It supports the developer by preventing blatant ripoffs of the Teensy.
Paul is one guy, and has put in a ton of effort writing high quality libraries for it. Most or all of them are open source. The main MCU is a commodity item. Only the bootloader chip is closed source.
If you want to rip off the Teensy, you can use the same MCU but you'll need to come up with your own bootloading process (Adafruit could do this if they wanted to). It wouldn't be that difficult but is enough of a barrier to stop casual cloning. Seeing as how Amazon and Aliexpress are filled with cheap Arduino clones but not Teensys, it seems to have gone well so far. Nobody wants to be undercut so easily by someone who has no intention of contributing back.
Supporting free and open source technology means supporting whoever can get it in as many hands as possible as cheaply as possible while paying your employees fairly. Adafruit gets this.
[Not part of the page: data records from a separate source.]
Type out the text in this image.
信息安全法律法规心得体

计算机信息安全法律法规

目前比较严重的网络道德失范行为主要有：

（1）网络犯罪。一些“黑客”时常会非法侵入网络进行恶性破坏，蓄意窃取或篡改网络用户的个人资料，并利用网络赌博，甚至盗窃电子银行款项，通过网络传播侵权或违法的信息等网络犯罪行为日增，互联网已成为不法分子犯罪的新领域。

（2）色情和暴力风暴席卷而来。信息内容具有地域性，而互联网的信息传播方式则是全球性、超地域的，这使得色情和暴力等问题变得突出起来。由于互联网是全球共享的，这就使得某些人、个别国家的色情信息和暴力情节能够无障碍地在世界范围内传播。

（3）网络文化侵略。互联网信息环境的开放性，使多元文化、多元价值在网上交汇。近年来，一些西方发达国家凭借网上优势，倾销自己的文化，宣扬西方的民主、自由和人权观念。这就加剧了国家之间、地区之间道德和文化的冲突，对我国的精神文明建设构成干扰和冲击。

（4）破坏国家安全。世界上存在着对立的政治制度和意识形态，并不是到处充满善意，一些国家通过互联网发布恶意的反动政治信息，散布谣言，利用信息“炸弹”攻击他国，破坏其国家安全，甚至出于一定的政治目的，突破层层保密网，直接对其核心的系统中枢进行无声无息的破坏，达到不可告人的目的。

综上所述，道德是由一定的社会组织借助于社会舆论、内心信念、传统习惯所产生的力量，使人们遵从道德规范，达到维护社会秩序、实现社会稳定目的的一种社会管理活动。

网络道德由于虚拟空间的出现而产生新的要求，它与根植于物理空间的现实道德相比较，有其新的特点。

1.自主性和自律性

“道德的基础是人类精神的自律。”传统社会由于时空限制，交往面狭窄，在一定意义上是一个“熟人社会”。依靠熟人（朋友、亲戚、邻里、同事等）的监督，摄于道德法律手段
Making anything proprietary at this point for use in DIY software or hardware projects just makes me roll my eyes and hold my money for the day the open clones come. I have been saddened by dead open hardware projects because old versions of Teensy they were built around are no longer produced.
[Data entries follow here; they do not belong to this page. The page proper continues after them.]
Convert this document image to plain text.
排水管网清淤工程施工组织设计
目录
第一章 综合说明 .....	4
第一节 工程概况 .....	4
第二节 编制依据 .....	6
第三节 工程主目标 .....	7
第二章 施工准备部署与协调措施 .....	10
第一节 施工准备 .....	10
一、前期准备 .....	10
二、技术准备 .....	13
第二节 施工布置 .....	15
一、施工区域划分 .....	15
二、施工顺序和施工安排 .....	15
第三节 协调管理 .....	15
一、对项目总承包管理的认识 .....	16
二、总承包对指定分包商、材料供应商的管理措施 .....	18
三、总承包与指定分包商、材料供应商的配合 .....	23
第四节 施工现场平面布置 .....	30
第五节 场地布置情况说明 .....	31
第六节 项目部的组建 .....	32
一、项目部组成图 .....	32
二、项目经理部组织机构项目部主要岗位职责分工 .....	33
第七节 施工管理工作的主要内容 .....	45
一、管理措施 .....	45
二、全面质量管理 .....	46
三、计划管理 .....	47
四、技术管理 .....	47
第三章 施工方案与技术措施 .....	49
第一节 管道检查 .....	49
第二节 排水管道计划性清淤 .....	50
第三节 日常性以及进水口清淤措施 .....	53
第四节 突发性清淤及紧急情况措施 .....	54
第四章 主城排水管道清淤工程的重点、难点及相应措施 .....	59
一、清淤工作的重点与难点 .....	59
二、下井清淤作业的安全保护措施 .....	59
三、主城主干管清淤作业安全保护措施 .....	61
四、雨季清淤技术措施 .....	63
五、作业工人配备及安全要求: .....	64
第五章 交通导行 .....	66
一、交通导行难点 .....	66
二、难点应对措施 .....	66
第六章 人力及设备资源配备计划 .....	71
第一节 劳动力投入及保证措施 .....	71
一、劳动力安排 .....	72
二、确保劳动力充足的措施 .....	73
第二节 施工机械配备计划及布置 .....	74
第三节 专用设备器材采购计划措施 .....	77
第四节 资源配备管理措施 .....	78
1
I will never buy a Teensy, but I look forward to buying the Freensy.
Sparkfun blew it by making the Teensy partially closed and so Teensy will be irrelevant. LibreOffice, OpenTofu, MariaDB etc. The most open solution always wins in the end. It is why I buy Prusa over Bambu, and why I pick Adafruit over Sparkfun.
My own companies likewise freely OSI license everything we do to the public no matter what the profit minded folks in our universe have to say. I -love- when people compete with us using our own work. If you can make a budget version of what we invent for people that cannot afford a bit extra to support us, wonderful. That is success for us as a creators that want to maximize impact.
If you cannot afford our prices, by all means buy from a competitor and contribute to the ecosystem that our customers benefit from anyway. That is why we will never spend a second of our engineering time creating or promoting proprietary technology because all the skills we have are because others shared their work with us.
I honestly take a lot of inspiration from companies like Adafruit as a leader of my own orgs.